Mexico has a large problem with fuel theft. However, there is evidence that due to increased enforcement and security procedures, the number of fuel thefts has declined. However, a new trend has emerged in its place, which according to Mexico Daily News is that train robberies of whole railcars are now a regular occurrence in Mexico.
Last year an average of two railcars were robbed each week, but in the first six months of 2020 that number has increased to three per day, the newspaper Reforma reports.
The shift in targets is likely due to the pressure inflicted on the Santa Rosa de Lima Cartel, notorious for fuel theft in the area. Its leader, José Antonio Yépez Ortiz, alias El Marro, was arrested on August 2 on charges of kidnapping, organized crime and fuel theft after an 18-month manhunt.

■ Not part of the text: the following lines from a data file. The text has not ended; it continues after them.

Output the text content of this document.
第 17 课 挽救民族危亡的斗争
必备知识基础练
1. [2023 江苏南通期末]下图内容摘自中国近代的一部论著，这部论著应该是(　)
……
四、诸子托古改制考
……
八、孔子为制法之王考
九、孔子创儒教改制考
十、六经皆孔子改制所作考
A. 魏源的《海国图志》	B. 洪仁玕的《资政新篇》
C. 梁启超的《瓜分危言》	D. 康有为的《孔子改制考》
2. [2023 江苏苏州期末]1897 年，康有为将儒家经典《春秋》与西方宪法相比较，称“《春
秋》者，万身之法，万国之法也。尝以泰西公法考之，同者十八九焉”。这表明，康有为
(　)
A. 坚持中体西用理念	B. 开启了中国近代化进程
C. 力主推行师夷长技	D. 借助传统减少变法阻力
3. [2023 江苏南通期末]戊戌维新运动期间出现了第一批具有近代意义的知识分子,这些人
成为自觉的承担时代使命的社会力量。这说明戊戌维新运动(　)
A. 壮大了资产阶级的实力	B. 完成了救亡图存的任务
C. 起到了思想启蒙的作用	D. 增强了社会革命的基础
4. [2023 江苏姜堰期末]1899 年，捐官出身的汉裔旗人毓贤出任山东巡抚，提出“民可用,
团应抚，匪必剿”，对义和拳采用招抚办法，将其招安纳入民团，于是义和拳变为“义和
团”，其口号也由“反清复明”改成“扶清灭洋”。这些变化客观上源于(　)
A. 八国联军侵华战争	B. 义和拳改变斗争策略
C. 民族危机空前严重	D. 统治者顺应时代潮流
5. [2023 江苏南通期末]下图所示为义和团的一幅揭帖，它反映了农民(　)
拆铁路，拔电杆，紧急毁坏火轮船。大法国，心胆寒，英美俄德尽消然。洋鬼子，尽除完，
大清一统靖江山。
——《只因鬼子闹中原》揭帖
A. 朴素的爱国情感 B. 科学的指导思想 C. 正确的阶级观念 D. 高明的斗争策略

Freight companies and cargo transportation experts have identified hot spots for train robberies in Mexico’s Bajío central lowlands region: El Ahorcado in Querétaro and Empalme Escobedo and Apaseo El Alto and Apaseo El Grande in Guanajuato.
The exact number of train robberies that have occurred is unknown, as many go unreported, said security expert Marcos Solórzano Cataño, and the problem is not likely to go away anytime soon. Fuel thieves have the infrastructure and the protection of local residents already in place, making the transition from gas to cargo relatively easy.
Solórzano said thieves mainly target train cars carrying auto parts, grains, seeds, consumer goods and construction material.
Nationally, the number of train robberies has been declining. In 2016, 9,042 train robberies were reported whereas the first three months of 2020 have seen just 1,306.
The majority of train robberies occur in Puebla, Veracruz and Tlaxcala, government officials say. (source)
It is a known fact among truckers that truck robberies along the US-Mexican border are common, and that US drivers rarely ever go into Mexico driving not because of a lack of skill, but because many Mexican drivers are killed each year in highway robberies, and trailers that go to Mexico from the US will sometimes return to the US with bullet holes in them.
People talk about how dangerous the Middle East is, and while there are many dangerous parts, Mexico has become very dangerous owing to the increasing power of drug cartels that terrorize the nation and have caused serious damage to her economy as well as provoked a great deal of migration to the US, for nobody wants to raise a family in an environment where one is not sure if one will be able to see his children alive at the end of each day.